The fact that they share a common Soviet past makes helping those countries reform after Soviet rule a given. "Eastern partnership countries are very important for us Balts," Latvian Defense Minister Artis Pabriks says. "We understand their problems better than anybody else in the EU. We enjoy their trust much more than anybody else, so it is natural that we are, and should be, more active in this direction."
Kristina Vaiciunaite of Vilnius, Lithuania, was a teenager when her country broke free of the Soviet Union in 1991. She remembers how, after independence, Scandinavians came to Lithuanian schools and offered students scholarships to study abroad.

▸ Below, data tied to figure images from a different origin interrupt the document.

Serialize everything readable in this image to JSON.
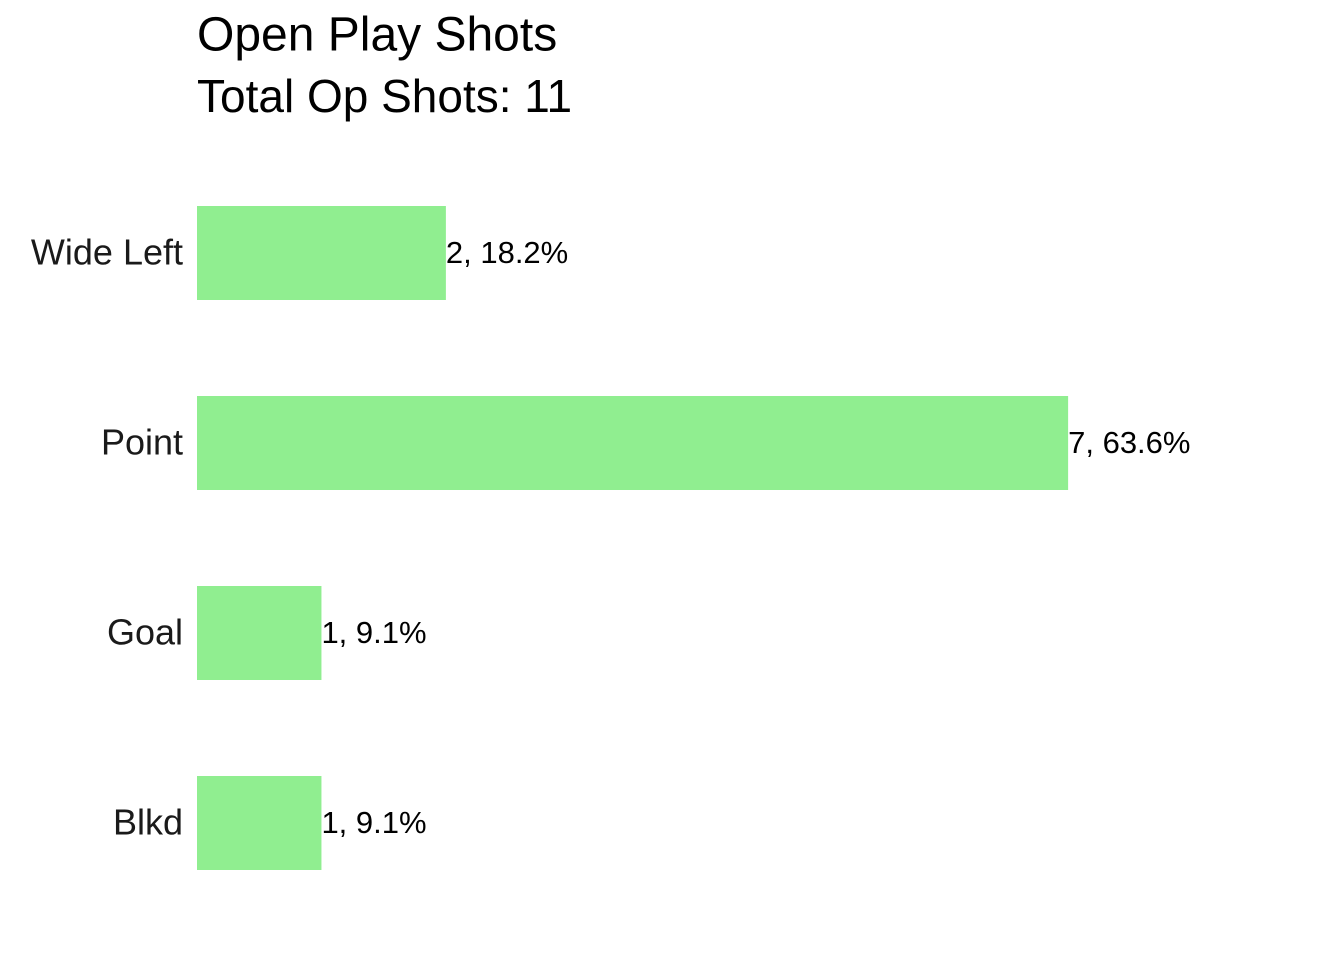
{
  "chart_data": {
    "type": "barh",
    "title": "Open Play Shots",
    "subtitle": "Total Op Shots: 11",
    "categories": [
      "Wide Left",
      "Point",
      "Goal",
      "Blkd"
    ],
    "values": [
      2,
      7,
      1,
      1
    ],
    "value_labels": [
      "2, 18.2%",
      "7, 63.6%",
      "1, 9.1%",
      "1, 9.1%"
    ],
    "color": "#90ee90",
    "xlim": [
      0,
      9
    ]
  }
}
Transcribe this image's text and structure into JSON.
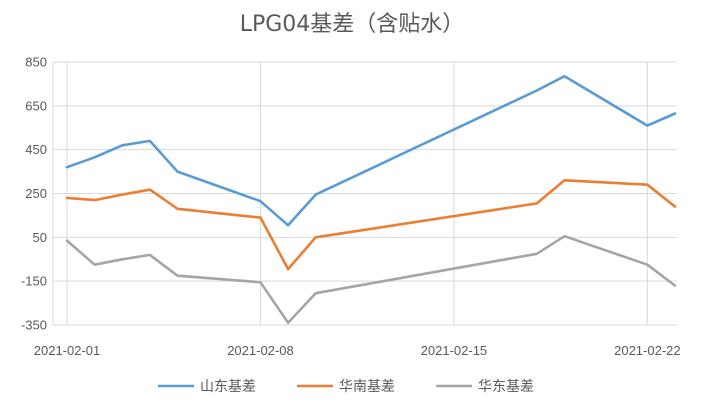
{
  "chart_data": {
    "type": "line",
    "title": "LPG04基差（含贴水）",
    "xlabel": "",
    "ylabel": "",
    "ylim": [
      -350,
      850
    ],
    "yticks": [
      850,
      650,
      450,
      250,
      50,
      -150,
      -350
    ],
    "xticks": [
      "2021-02-01",
      "2021-02-08",
      "2021-02-15",
      "2021-02-22"
    ],
    "x": [
      "2021-02-01",
      "2021-02-02",
      "2021-02-03",
      "2021-02-04",
      "2021-02-05",
      "2021-02-08",
      "2021-02-09",
      "2021-02-10",
      "2021-02-18",
      "2021-02-19",
      "2021-02-22",
      "2021-02-23"
    ],
    "grid": "horizontal",
    "legend": "bottom",
    "series": [
      {
        "name": "山东基差",
        "color": "#5B9BD5",
        "values": [
          370,
          415,
          470,
          490,
          350,
          215,
          105,
          245,
          720,
          785,
          560,
          615
        ]
      },
      {
        "name": "华南基差",
        "color": "#ED7D31",
        "values": [
          230,
          220,
          245,
          268,
          180,
          140,
          -95,
          50,
          205,
          310,
          290,
          190
        ]
      },
      {
        "name": "华东基差",
        "color": "#A5A5A5",
        "values": [
          35,
          -75,
          -50,
          -30,
          -125,
          -155,
          -340,
          -205,
          -25,
          55,
          -75,
          -170
        ]
      }
    ]
  }
}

Now, as head of the Eastern Europe Studies Centre in Vilnius, a nonprofit group advocating Belorussian issues in Brussels, she does the same thing, helping students of Belarus make the journey to Vilnius to study and attend youth camps.
"When Estonia, Latvia, and Lithuania wanted to enter the EU and NATO, they felt that the Scandinavians were the best spokespersons for them, as their closest neighbors," concurs Richard Baerug of the Baltic to Black Sea Alliance in Riga, Latvia, a nonprofit group aimed at promoting Georgia's and Ukraine's accession into NATO.
"Now it's time for the Baltic countries to pick up that relay and try to assist as much as possible new development further east."